Feature Engineering can be categorized into 4 methods as follows.
· Scaling
· Binning
· Transform
· Dummy
Scaling is used when the data unit is changed or the data distribution is biased and the relationship between the data is not clearly revealed. In general, this method is used when the unit and range of data are large in Excel. The log function is used the most, and there is also a square root similarly.
Binning is a method of making continuous (numeric) data into categorical data. In consideration of the area to be analyzed, the data is divided into specific sections and converted into categorical or ranked data. Since there are no principles or rules for this, it is better to make the most of the analyst’s domain knowledge according to the required area, such as the purpose and method of analysis.
Transformation is for transforming and analyzing the characteristics of existing data or other information into other data. As with the method of binning for the data to be analyzed, it is not a method with a set principle, and thus various data may be created according to the analyst’s understanding of the data characteristics.
The dummy is a method of converting categorical data into continuous (numeric) data as opposed to the binning method. Since most data analysis models are mathematical equations in which analysis is performed with numerical data, virtual data must be converted into numbers. Therefore, if you need to separate three routes, as in the example below, you can define and convert three-digit numbers into binary numbers.
Big data is positioned as an essential technology and core in the future industrial environment.
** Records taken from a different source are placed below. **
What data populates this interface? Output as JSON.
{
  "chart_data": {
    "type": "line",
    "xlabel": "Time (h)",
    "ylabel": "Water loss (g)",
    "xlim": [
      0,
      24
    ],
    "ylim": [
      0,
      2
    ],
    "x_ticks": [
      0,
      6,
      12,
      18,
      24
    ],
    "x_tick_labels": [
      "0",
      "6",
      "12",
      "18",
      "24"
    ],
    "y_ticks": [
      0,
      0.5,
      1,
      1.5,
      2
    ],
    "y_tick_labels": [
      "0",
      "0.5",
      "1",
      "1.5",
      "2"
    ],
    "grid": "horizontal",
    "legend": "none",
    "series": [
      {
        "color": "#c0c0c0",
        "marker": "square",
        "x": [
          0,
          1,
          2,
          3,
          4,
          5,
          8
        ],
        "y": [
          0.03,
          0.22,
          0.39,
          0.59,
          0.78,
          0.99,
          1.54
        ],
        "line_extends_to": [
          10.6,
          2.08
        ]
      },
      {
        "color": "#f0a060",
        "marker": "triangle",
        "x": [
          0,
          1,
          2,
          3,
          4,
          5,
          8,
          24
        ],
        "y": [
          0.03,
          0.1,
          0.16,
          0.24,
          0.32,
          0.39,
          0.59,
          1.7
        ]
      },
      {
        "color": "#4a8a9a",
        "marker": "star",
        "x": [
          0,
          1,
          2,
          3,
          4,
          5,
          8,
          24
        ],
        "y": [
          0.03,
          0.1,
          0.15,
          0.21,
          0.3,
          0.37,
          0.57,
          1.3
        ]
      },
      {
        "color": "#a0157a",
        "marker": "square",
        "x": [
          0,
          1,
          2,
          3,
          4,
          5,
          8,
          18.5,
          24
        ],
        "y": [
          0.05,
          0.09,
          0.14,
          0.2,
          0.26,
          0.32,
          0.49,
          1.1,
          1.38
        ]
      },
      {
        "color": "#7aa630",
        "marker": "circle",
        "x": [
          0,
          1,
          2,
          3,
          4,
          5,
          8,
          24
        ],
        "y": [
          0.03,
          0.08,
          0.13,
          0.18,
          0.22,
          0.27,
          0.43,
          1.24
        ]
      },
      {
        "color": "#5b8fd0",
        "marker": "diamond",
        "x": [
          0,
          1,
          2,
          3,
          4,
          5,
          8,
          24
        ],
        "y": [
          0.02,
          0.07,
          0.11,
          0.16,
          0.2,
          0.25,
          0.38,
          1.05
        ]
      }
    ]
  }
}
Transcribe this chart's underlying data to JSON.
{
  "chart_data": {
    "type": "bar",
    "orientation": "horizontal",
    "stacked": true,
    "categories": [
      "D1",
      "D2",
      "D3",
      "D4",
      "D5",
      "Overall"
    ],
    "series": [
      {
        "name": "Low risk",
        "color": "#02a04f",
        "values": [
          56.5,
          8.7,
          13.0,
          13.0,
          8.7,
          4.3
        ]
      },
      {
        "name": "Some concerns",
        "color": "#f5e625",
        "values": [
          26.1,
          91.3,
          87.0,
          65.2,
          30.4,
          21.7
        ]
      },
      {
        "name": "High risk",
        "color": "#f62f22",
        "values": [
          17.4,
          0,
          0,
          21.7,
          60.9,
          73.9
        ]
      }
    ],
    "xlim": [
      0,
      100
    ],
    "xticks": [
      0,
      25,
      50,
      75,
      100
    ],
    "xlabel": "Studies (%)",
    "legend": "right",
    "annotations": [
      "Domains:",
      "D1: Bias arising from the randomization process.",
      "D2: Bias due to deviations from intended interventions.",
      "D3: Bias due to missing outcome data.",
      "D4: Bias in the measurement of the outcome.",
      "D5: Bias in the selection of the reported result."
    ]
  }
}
Hyundai Rotem also plans to develop a real-time diagnostic monitoring platform including railway vehicles by building a big data analysis system, and plans to complete the hydrogen integrated control system necessary to create a future hydrogen city. As such, Hyundai Rotem is investing in efforts to secure big data analysis technology capabilities and strengthen them in order to provide better train operation and maintenance services while looking forward to the future.